The problem is.. once you introduce people shooting back into the environment.. they adapt their plan. Darwinism – but Darwinism in which the entity is not striving to survive.
RuleofOrder said:
““Every mass public shooting in recent years–every one–has occurred in gun-free zones”
— oh, yeah, and that military base one, forgot about that one.
SlingTrebuchet said:
Presumably if the students at Kent State had been carrying, there would have been less death and injury.
SlingTrebuchet said:
Next post ( and Mike, can we pretty please take my now 6? times posted caveat as standard?)
http://thinkprogress.org/justice/2012/12/19/1360511/michael-jock-shooter/
The bit I want to call attention to is:
“The two began to shove one another, prompting Jock to pull out a .38 Taurus Ultralight Special Revolver that had been concealed on his person and fire twice, hitting White both times in the lower torso.”
Wow! He shot that guy twice and real close up! Really efficient! Two shots – two hits.
And then…..
“After the shooting, both men went outside and waited for police.”

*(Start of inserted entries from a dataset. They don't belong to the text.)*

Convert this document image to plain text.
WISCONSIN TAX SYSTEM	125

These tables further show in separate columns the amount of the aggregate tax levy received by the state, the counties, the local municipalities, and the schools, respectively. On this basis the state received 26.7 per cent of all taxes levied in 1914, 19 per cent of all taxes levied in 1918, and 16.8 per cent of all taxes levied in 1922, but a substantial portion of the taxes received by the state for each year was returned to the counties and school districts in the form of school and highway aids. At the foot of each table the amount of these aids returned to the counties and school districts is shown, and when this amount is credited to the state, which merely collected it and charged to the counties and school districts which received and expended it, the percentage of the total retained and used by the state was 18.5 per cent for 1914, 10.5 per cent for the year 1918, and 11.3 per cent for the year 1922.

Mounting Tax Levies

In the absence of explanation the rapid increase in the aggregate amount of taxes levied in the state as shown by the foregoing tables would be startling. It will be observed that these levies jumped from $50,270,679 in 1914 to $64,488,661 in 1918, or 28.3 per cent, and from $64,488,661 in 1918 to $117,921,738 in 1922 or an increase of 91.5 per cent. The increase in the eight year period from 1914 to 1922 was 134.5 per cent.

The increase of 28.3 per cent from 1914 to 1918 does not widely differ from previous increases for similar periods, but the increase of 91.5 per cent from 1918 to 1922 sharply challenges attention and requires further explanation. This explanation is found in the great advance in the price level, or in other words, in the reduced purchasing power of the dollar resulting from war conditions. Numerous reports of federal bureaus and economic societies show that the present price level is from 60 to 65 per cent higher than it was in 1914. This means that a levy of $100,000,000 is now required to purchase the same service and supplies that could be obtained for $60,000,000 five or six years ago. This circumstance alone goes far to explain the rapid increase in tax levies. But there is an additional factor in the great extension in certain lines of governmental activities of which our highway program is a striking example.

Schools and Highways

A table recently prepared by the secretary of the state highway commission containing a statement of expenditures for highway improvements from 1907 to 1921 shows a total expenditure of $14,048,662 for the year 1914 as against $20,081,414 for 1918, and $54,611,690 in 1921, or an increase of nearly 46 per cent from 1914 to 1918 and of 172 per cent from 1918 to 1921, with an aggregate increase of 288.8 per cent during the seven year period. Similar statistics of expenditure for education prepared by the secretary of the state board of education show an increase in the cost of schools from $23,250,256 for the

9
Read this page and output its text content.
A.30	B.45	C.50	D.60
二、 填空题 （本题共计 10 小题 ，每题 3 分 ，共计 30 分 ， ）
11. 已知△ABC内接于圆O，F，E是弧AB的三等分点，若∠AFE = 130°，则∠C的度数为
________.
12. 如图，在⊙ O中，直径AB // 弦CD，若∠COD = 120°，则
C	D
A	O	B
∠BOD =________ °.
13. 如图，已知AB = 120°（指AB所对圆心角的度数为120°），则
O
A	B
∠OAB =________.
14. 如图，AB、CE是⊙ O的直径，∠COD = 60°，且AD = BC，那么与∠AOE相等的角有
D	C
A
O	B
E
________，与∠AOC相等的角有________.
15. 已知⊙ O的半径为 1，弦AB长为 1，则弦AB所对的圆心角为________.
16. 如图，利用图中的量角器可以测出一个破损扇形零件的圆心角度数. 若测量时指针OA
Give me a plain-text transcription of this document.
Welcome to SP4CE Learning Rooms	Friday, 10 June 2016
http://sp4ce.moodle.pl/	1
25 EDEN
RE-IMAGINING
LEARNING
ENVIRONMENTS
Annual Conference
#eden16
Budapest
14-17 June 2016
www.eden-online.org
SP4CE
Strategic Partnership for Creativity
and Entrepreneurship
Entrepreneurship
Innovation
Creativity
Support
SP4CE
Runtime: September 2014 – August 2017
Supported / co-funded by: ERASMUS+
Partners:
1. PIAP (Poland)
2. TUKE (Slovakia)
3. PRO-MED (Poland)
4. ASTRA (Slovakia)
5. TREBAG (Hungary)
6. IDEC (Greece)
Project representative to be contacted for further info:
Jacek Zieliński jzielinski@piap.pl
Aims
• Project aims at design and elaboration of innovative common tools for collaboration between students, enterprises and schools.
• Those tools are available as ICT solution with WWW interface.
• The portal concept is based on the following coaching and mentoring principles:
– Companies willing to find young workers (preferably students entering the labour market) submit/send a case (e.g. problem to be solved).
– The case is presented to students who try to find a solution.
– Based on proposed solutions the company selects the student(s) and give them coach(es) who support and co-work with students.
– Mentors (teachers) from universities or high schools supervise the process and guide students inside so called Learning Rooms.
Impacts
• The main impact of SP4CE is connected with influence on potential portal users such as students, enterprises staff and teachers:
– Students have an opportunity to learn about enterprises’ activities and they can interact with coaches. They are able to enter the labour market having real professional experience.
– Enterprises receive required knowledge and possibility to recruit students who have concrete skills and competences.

WTF is this?? Like wierd sado-masochistic male bonding or something?
Did they hold hands???
Does “both men went outside” mand that the shooter carried the shooted?
Maybe the shooter used very cheap/inexpensive hollow-point that had ambitions to be armor-piercing?
.
There would appear to be at least two issues raised in my pair of posts.
1) What are the chances of an averagely-trained teacher-by-vocation getting a clean head-shot?
2) How many times do they have to hit the torso of a non-body-armor-wearing perp with small-calibre ammo in order to stop them shooting?
Someone above used the operative phrase “reduced to dead meat”.
I think that there are too many guns out there and available to the stupid and the insane.
SlingTrebuchet said:
I should add that any typos or mis-spelling in the above are abnormal and due entirely to nervousnes about the Mayan end of the word due tomorrow (again).
I know that some of you are digging bunkers and locking and loading, but I am thinking about how fast I will be able to run away.